Le directeur artistique de l’école de photographie d’Ottawa, Jonathan Hobin

Objectif agrandissement

Architecture anguleuse, chambre noire flambant neuve, salle d’exposition immaculée...En déménageant cet automne du marché By à la Petite Italie, l’école de photographie d’Ottawa (SPAO) se donne les moyens de ses ambitions en s’agrandissant.

Bien plus qu’un lieu de formation, elle souhaite s’imposer comme un centre d’art névralgique à Ottawa. Un repositionnement imaginé sans la moindre subvention gouvernementale.

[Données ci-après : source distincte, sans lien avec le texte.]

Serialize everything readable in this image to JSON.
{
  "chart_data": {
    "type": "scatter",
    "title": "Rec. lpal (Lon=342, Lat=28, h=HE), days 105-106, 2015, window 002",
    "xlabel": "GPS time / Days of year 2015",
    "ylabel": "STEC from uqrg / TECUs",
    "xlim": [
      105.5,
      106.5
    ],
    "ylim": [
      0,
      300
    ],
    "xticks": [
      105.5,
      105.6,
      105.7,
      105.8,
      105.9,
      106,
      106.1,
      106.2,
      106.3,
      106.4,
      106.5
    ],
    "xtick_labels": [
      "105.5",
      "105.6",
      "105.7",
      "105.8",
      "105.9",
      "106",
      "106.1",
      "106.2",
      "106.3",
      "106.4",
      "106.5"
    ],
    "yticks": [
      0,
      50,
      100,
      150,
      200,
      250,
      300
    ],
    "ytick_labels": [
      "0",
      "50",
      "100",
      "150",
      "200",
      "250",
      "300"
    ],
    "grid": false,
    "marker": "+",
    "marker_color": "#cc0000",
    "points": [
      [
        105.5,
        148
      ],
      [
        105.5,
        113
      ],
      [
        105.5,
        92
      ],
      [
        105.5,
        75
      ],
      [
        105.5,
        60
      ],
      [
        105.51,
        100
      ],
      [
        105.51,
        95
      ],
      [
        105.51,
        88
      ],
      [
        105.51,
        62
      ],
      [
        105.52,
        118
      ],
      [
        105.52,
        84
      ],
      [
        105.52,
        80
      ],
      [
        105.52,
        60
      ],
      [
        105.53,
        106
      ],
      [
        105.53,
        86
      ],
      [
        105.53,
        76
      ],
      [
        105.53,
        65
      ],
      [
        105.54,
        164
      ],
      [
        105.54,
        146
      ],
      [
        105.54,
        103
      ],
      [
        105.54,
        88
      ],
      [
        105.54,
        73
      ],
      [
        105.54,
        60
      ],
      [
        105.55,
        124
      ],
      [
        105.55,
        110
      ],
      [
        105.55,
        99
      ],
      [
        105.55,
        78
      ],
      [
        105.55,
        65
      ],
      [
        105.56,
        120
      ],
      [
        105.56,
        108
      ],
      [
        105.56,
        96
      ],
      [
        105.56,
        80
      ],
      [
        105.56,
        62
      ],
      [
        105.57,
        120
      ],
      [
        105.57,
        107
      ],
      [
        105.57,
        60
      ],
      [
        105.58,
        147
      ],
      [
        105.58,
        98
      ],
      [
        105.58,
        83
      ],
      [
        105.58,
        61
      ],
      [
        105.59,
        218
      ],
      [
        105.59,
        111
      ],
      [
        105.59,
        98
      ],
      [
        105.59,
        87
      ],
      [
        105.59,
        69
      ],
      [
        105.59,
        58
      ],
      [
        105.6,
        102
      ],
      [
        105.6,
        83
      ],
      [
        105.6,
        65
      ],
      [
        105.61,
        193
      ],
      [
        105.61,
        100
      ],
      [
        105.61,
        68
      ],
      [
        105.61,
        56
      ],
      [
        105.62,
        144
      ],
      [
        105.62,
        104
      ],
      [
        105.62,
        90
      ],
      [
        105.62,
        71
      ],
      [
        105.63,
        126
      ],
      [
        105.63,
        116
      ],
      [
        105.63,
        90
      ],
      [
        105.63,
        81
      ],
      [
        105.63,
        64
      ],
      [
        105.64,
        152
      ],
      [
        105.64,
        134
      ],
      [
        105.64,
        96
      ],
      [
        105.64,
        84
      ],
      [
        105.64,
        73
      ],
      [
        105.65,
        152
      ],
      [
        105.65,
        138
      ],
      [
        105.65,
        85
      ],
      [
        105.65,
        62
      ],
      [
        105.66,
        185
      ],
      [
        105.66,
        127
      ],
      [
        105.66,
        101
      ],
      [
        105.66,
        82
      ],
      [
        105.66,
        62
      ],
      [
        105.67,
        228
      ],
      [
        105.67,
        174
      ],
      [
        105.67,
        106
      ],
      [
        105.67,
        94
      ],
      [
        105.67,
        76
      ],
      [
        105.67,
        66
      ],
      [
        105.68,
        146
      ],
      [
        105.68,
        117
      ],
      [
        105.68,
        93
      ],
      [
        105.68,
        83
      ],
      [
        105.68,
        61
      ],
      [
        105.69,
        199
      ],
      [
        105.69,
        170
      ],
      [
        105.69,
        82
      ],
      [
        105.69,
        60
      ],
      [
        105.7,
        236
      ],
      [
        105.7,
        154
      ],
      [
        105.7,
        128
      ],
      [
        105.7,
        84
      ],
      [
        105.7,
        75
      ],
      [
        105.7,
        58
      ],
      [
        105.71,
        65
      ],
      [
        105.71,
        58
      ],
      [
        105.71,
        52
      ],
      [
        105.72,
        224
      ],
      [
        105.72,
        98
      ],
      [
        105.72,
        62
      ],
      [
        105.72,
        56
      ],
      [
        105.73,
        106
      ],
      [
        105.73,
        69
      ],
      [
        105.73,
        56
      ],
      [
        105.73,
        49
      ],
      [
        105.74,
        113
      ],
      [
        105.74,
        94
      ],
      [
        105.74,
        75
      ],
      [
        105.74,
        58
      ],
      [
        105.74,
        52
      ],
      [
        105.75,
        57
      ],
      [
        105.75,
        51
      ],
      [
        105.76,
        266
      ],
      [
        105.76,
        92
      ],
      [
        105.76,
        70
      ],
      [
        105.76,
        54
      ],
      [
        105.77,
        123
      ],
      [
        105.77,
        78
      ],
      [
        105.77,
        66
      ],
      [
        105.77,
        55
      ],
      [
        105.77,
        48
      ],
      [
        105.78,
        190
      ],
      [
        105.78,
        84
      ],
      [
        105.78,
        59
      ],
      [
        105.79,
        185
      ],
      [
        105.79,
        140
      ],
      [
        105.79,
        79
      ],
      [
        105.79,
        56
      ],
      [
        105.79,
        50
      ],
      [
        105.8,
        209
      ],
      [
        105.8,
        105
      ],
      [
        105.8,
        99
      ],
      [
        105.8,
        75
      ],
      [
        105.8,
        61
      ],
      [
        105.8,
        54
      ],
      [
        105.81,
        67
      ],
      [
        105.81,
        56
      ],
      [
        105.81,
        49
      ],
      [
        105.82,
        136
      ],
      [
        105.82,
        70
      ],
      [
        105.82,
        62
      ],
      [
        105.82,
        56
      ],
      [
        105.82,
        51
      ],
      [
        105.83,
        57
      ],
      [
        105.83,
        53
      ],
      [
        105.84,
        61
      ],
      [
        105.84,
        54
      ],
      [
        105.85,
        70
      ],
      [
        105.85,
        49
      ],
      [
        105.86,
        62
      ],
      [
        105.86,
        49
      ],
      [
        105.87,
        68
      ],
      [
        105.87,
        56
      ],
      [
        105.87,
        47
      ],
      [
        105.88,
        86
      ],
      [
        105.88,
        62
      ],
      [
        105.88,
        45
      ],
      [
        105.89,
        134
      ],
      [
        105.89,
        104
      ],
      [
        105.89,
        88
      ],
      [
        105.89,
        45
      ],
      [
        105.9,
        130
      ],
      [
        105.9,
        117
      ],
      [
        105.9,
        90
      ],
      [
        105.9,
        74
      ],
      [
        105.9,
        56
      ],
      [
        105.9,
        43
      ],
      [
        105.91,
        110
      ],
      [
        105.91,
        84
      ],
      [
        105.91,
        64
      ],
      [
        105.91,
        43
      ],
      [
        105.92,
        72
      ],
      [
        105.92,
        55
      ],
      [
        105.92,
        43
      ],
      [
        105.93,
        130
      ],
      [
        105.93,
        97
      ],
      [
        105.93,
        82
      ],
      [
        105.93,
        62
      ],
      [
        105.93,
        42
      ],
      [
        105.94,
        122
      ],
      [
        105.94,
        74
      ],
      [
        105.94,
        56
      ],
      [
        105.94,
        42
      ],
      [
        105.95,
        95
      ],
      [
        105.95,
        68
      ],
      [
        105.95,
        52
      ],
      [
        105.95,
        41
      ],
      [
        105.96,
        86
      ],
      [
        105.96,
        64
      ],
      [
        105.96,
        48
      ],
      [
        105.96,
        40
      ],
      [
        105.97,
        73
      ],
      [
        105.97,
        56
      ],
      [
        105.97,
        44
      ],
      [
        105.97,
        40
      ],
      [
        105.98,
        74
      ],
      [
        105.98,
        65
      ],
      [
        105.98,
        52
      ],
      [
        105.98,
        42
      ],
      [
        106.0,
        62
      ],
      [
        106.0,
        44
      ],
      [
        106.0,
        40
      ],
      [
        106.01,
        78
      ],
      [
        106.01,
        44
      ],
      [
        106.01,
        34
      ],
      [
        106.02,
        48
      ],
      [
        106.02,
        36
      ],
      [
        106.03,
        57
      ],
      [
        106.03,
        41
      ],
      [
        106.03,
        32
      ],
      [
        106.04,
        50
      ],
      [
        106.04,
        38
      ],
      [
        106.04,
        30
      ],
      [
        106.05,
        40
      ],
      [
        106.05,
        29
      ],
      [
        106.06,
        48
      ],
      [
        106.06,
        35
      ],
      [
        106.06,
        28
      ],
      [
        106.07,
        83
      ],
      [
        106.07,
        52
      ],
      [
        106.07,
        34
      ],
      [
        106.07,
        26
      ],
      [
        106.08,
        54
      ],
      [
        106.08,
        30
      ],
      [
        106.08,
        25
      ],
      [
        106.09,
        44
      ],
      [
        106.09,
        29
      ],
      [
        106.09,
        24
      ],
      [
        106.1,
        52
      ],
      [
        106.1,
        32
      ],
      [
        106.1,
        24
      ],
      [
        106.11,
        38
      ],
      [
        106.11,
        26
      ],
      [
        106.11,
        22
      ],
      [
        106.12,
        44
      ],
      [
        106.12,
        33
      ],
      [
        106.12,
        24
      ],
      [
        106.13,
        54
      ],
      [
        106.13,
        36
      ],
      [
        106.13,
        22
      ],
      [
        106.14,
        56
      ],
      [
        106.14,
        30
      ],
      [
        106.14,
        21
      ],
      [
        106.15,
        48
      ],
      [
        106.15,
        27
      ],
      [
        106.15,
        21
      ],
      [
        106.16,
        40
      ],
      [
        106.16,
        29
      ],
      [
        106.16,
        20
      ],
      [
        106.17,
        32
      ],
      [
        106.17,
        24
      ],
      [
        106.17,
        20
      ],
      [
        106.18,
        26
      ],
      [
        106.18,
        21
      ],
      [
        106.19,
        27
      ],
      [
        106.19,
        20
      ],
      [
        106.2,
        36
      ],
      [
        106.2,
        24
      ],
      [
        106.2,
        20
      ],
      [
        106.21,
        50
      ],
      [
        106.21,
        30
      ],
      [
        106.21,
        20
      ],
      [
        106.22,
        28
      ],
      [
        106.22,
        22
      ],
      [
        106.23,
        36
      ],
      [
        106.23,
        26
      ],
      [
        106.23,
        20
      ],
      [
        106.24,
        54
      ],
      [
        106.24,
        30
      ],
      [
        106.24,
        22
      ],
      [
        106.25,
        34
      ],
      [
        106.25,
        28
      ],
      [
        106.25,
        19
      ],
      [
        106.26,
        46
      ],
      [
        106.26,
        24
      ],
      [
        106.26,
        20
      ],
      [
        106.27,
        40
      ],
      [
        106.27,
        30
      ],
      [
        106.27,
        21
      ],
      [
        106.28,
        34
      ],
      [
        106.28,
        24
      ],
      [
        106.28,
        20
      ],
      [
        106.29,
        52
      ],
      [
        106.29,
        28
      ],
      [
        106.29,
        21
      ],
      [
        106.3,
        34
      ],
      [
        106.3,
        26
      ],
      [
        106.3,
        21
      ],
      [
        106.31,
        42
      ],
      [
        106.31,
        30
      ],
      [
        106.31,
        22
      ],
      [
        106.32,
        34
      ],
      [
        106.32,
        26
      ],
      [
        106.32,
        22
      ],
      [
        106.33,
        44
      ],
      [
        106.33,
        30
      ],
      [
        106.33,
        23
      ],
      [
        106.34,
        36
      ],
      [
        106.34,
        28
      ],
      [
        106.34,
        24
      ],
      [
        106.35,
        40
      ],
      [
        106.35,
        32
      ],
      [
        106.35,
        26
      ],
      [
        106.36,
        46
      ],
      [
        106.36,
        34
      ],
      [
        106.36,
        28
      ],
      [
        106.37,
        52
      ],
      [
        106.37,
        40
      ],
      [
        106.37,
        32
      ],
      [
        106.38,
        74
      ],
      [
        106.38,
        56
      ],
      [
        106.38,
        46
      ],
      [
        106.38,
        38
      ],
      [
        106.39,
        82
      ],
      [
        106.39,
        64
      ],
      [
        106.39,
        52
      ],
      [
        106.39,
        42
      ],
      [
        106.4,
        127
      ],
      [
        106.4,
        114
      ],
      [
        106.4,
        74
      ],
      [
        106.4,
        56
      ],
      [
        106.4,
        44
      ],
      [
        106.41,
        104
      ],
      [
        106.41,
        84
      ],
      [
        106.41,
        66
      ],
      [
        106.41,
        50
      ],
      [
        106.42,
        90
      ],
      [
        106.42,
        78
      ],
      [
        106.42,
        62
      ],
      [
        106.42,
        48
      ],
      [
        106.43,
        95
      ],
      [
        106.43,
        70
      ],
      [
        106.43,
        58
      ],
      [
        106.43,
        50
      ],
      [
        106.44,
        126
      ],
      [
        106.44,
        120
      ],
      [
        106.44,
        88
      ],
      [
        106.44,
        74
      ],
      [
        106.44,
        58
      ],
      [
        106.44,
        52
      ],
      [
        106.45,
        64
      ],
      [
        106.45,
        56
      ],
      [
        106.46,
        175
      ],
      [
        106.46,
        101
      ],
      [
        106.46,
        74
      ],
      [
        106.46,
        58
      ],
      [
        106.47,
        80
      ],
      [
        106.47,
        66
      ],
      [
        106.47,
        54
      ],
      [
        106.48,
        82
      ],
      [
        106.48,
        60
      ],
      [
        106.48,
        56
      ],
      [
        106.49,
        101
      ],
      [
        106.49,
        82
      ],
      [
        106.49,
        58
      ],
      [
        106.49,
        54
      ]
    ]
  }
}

Rencontre, sur place, avec son directeur artistique passionné de chats et de photos, Jonathan Hobin.

L’école est née en 2005 d’un coup de gueule, nous rappelle-t-il : celui d’un ancien professeur du collègue Algonquin, Michael Tardioli, excédé de ne pas être embauché à temps plein malgré la demande. « En protestation, une vingtaine d’élèves l’ont suivi dans son nouveau projet d’école en lui offrant leurs frais d’inscription scolaire. »

The School of the Photographic Arts accueille alors ses cohortes d’étudiants au deuxième étage d’un immeuble difficile à trouver, rue Dalhousie. « Entre la formation diplômante et les cours spécialisés, nous commencions à en accueillir plus d’une centaine par session, précise le directeur. L’espace sur Dalhousie devenait trop exigu ».

Jonathan Hobin imagine ajouter un espace d’exposition à son école, à l’instar de l’École d’art d’Ottawa qui propose trois galeries à ses étudiants. Un entrepôt de bois se libère, au 77 Pamilla, à quelques encablures de la rue Preston où habite M. Hobin. Le quartier connaît une revitalisation galopante grâce au redéveloppement des plaines LeBreton, la construction de condos près du lac Dow et la proximité du O-Train.

« Plusieurs entrepôts du quartier se sont transformés en lieux d’art et d’artisanat, » observe-t-il, en citant les studios de Enriched bread artists dans une ancienne boulangerie industrielle, la Orange Art Gallery installée dans un entrepôt de bois ou encore la galerie Central Art Garage, investissant un garage auto de Chinatown.    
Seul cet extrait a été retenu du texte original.